A truck fire or structure fire at solid waste or recycling facilities can be devastating to a company and the community that depends on its operation. To avoid loss from fire, facility managers should attempt to eliminate the risk of fire and be prepared if a fire should break out. Managers of solid waste facilities, drivers and equipment operators should always be prepared and take quick action to extinguish a fire and evacuate the area to make sure workers and the public are safe. In many cases, workers may only be able to slow the progression of a fire until firefighters arrive to extinguish the blaze. Managers should be aware that during a fire, conditions can rapidly deteriorate. Most importantly, every employee needs to know how to evaluate a burning structure and where to assemble to make sure all workers are present and accounted for during a fire or other emergency. Once outside, workers should not return to the building until the “all clear” signal is given.


Next month’s safety series will focus on the importance of Personal Protective Equipment (PPE).


Will Flower is the Vice President of Corporate and Public Affairs at Winters Bros. Waste Systems (Danbury, CT). Will has 32 years of experience in the area of solid waste management and environmental protection. He has held operational and executive leadership positions at the Director’s Office of the Illinois Environmental Protection Agency, Waste Management, Inc., Republic Services. Inc. and Green Stream Recycling. 


Share your safety tip. Submit your suggestions to Will Flower at [email protected] 

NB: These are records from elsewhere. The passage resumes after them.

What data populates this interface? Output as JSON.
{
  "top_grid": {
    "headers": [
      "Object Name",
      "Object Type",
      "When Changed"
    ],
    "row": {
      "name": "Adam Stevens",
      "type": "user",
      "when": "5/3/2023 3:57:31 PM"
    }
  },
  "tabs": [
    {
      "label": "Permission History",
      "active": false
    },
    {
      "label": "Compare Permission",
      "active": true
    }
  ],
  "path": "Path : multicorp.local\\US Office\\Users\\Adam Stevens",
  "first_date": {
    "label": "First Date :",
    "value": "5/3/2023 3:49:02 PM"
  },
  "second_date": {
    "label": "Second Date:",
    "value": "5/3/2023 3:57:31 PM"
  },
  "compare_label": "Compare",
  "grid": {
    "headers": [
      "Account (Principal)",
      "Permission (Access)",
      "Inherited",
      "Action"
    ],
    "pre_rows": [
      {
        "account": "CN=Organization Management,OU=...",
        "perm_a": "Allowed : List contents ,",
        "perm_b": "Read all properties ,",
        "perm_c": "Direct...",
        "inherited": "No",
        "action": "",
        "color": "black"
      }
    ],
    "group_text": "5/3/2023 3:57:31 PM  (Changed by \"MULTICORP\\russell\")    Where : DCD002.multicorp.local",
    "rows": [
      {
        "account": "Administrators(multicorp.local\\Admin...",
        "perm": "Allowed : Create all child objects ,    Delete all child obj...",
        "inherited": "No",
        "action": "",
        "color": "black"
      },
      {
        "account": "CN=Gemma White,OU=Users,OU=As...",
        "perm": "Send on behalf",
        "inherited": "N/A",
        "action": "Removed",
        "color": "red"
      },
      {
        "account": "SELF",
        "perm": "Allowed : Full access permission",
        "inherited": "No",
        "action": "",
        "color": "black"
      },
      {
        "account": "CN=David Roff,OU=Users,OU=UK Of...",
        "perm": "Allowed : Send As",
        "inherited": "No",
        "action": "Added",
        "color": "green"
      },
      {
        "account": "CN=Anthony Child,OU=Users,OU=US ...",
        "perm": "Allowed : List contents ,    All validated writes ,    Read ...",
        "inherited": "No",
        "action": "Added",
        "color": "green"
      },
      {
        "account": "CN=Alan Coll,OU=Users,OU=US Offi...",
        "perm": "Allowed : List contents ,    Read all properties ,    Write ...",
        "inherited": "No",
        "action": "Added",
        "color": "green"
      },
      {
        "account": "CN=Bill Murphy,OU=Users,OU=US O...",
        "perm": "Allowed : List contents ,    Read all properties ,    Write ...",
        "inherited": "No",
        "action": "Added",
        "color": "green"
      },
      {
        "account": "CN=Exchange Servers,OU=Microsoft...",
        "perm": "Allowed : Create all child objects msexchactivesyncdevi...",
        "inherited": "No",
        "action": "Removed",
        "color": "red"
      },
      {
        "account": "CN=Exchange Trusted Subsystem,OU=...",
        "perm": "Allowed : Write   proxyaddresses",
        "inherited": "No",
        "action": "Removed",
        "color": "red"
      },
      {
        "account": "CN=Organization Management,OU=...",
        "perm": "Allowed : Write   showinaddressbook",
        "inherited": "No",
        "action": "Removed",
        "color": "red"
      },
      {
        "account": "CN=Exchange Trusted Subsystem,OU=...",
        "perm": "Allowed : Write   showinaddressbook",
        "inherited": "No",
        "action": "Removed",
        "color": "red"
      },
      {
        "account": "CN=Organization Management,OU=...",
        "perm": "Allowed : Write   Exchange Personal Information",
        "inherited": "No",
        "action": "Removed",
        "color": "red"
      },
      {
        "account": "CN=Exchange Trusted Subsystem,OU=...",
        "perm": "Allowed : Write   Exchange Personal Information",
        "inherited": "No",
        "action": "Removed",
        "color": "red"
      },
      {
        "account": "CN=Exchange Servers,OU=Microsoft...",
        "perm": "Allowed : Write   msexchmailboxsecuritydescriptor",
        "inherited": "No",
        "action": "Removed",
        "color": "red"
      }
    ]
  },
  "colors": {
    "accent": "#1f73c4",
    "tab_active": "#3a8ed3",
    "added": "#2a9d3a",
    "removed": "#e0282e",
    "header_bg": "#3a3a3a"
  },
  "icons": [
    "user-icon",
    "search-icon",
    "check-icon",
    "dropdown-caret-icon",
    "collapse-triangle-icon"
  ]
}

Is your facility safe from fire? Ask these 10 questions:

  1. If you have a fire alarm system, is it regularly tested?
  2. If you have a sprinkler system are the pipes, sprinkler heads, vales, and water pressure regularly inspected?
  3. Is proper clearance maintained below sprinkler heads to allow for maximize fire suppression?
  4. Are sprinkler heads protected by metal guards if exposed to potential physical contact with other equipment?
  5. If you have outside fire hydrants, are they unobstructed and operational?
  6. Are escape paths and exit doors clear of all obstacles?
  7. Are portable fire extinguishers available in adequate number and type?
  8. Are fire extinguishers easily accessible and marked with clearly visible signs to identify the location of fire extinguishers and fire hoses.
  9. Are fire extinguishers and fire hoses regularly inspected and recharged or replaced when needed?
  10. Are employees properly instructed in fire prevention, the use of fire extinguishers and evacuation procedures?